Nearly 80 percent of global marketers say customer data is critical to their marketing and advertising efforts, according to the 2017 report The Global Review of Data-Driven Marketing and Advertising by GDMA and Winterberry Group. It’s great news given this hasn’t always been the case. Even in certain markets, like Latin America, use of first-party data is still scarce. But widespread use of data of all kinds if growing. And with technologies like identity solutions and artificial intelligence coming to bear, marketers will have even more variables to leverage to understand consumers across channels and devices. Here are three areas that will affect how customers use data for their marketing efforts in the years to come.
1. Identity: Identity is the foundation of marketing. The average consumer uses three to five devices and spends 5.6 hours/day online, with half of that on a mobile device. Without knowing who your consumers are across increasingly fragmented devices, you risk lack of scale, attribution inaccuracies and improper frequency management. A solution in which you can track cross-device in a deterministic way and cookieless in a probabilistic way gives you the best match of accuracy and scale. The ability to use this data down to a granular level across platforms is key.

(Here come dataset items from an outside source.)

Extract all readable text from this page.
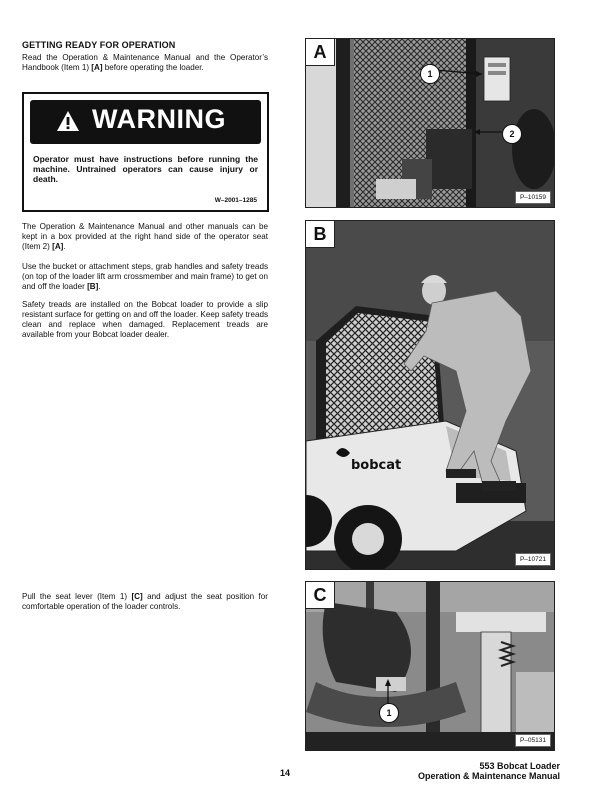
GETTING READY FOR OPERATION

Read the Operation & Maintenance Manual and the Operator’s Handbook (Item 1) [A] before operating the loader.

WARNING
Operator must have instructions before running the machine. Untrained operators can cause injury or death.
W–2001–1285

The Operation & Maintenance Manual and other manuals can be kept in a box provided at the right hand side of the operator seat (Item 2) [A].

Use the bucket or attachment steps, grab handles and safety treads (on top of the loader lift arm crossmember and main frame) to get on and off the loader [B].

Safety treads are installed on the Bobcat loader to provide a slip resistant surface for getting on and off the loader. Keep safety treads clean and replace when damaged. Replacement treads are available from your Bobcat loader dealer.

Pull the seat lever (Item 1) [C] and adjust the seat position for comfortable operation of the loader controls.

A
1
2
P–10159
bobcat
B
P–10721
C
1
P–05131
14
553 Bobcat Loader
Operation & Maintenance Manual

2. Artificial intelligence: Simply put, AI interprets the vast quantities of both structured and unstructured data emerging from the very digital touchpoints mentioned above and then extracts actionable insights quicker than any human marketer can. The ability to ingest other variables such as weather and mood enables more right time, right message marketing than ever before. Identity is crucial for getting the most out of AI, as you need a single identifier across touch points and data sets to formulate a unified view of your individual customers.
3. Location data: All that time consumers are spending on mobile is generating an explosion of data, and location data in particular is bridging the gap between online and offline marketing. The ability to track a user throughout their day enables marketers to see if their campaigns drove a user to a physical store. Certain location measurement vendors can also compare the movements of ad-exposed users to non-exposed ones, meaning that marketers can attribute foot traffic to a campaign at the user-level.